I love hearing the journeys of older colleagues too, who have come from cultural institutions, Aboriginal legal services, post offices, DFAT, social services – the list goes on. The important unifying factor is our commitment to partnering with Indigenous people and communities to achieve better outcomes. On a more day-to-day level, if you are adaptable and keen to learn, you’ll definitely be able to work out the public service ways of doing things, and discover how to contribute your unique skills to your team.

What's the coolest thing about your job?

The best thing about my job is the relationships I get to grow – with colleagues, stakeholders, and with places. I have learned so much from spending time with people, visiting new Country and hearing stories. The resilience, love, generosity, practicality, and dedication of the people I’ve worked with inspires me and humbles me every day. It’s so important to keep that relational aspect strong, because that’s what grounds you and ensures policies are more likely to be effective and empowering.

What are the limitations of your job?

One limitation is that public servants can’t always get too involved in social or political advocacy. We need to do our jobs well and impartially, even if we have strong personal feelings about an issue, and the public needs to be confident that’s what we are doing. It’s important to have mentors you trust around you, who can help you navigate what it means to be a public servant and remind you why you do what you do. 

3 pieces of advice for yourself when you were a student...
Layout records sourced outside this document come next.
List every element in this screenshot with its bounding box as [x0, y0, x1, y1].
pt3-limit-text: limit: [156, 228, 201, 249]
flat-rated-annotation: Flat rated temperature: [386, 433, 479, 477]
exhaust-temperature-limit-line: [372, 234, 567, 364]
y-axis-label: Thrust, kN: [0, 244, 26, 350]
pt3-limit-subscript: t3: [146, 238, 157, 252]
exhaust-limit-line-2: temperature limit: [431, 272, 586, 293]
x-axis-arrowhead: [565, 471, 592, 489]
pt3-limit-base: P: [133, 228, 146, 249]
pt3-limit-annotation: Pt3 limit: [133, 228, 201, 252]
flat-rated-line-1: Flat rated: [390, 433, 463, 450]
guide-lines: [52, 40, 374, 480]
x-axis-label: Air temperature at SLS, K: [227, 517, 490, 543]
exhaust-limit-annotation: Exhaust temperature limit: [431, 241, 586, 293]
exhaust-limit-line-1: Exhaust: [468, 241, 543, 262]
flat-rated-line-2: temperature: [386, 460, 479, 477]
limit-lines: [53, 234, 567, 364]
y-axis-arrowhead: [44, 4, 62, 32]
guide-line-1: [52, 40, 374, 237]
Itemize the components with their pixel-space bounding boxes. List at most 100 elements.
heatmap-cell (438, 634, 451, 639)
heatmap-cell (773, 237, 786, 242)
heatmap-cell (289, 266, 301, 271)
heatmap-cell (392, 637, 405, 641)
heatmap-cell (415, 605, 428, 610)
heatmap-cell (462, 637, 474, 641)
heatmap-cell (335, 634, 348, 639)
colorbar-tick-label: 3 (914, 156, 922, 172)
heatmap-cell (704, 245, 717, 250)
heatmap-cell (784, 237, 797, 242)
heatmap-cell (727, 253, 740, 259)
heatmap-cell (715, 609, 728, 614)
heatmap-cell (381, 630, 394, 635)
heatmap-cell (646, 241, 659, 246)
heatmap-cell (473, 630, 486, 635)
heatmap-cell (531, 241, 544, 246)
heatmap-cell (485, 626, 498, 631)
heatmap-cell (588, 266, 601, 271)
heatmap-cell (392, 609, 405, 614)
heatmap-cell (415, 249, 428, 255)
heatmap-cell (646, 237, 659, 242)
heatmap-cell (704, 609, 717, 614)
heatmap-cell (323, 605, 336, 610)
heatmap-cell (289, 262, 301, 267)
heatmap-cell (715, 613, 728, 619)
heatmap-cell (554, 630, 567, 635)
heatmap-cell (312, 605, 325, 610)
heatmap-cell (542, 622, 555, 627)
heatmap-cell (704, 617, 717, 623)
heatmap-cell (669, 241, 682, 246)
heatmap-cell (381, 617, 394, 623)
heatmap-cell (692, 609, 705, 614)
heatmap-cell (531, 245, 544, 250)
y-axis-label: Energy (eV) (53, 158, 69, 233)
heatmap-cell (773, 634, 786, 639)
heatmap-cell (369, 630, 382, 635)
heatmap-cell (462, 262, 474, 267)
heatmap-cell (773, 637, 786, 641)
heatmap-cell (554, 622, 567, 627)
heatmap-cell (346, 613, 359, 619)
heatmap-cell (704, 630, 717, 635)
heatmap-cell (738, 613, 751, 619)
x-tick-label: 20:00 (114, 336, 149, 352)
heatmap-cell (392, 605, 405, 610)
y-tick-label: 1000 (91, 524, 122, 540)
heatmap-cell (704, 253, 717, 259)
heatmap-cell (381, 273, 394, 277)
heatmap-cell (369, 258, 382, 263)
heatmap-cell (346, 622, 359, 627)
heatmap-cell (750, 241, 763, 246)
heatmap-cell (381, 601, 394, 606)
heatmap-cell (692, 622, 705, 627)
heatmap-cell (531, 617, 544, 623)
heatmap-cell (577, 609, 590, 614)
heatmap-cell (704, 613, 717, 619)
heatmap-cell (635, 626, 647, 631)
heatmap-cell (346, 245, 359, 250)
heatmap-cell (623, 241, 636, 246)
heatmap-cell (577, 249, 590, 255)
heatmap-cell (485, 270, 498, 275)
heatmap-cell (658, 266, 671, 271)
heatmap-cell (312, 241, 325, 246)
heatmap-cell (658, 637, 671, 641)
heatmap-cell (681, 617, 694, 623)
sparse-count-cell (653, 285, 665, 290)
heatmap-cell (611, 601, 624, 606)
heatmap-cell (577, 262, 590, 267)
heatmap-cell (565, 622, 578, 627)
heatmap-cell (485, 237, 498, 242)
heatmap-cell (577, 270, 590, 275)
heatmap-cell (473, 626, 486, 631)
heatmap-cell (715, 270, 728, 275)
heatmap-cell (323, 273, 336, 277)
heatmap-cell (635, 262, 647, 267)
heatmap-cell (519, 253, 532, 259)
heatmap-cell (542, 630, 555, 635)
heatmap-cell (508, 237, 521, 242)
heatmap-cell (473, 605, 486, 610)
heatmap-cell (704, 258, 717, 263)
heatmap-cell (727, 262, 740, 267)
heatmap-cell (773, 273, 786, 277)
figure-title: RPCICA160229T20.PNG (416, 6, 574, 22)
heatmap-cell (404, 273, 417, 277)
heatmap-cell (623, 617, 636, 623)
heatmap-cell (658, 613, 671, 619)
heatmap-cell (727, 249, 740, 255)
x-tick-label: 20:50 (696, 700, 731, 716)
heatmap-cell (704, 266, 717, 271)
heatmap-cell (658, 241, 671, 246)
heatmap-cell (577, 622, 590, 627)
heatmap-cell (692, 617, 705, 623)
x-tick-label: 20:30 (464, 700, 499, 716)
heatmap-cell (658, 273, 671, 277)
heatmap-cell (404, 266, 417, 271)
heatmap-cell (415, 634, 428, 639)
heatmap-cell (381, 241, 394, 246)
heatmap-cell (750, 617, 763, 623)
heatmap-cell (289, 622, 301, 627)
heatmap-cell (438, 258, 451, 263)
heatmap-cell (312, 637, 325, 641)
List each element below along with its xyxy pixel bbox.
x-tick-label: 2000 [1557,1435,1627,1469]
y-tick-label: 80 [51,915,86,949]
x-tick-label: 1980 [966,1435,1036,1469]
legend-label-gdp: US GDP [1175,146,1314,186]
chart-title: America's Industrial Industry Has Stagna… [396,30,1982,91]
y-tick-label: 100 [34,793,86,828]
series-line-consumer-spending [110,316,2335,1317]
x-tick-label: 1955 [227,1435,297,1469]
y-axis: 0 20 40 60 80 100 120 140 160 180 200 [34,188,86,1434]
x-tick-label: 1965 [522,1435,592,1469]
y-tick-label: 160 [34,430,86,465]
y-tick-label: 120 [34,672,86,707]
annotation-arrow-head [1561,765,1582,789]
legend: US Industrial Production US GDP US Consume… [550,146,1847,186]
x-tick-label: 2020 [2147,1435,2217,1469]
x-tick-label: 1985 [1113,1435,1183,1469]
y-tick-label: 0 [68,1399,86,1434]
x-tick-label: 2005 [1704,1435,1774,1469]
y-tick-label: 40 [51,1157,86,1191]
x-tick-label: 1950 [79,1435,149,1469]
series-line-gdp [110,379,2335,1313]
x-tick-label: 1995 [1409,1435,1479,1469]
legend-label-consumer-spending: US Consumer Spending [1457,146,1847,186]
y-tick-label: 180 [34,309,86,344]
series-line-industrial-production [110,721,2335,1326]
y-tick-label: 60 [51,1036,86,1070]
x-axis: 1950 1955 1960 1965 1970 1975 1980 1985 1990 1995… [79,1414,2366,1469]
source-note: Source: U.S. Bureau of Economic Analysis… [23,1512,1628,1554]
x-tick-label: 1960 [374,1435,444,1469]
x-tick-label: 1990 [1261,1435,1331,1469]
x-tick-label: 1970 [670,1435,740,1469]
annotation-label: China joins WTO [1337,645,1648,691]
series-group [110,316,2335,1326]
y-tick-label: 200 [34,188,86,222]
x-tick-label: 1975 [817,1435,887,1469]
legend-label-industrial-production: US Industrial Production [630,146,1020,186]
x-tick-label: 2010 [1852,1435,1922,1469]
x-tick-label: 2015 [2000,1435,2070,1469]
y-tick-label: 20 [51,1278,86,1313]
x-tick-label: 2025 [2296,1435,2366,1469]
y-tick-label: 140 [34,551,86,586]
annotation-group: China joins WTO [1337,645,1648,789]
  • You don’t have to have a clear career vision to find work you care about – in fact, being curious and eager to try a variety of roles is a strength because it means you won’t be a one-sided professional. 
  • The public service (especially a grad program) can be a great place to start your career because you get trained up and invested in, you learn how government works, and it opens up opportunities you couldn’t even imagine. 
  • Take time with the people you meet, sit with them, listen, and allow yourself to be changed by what you learn.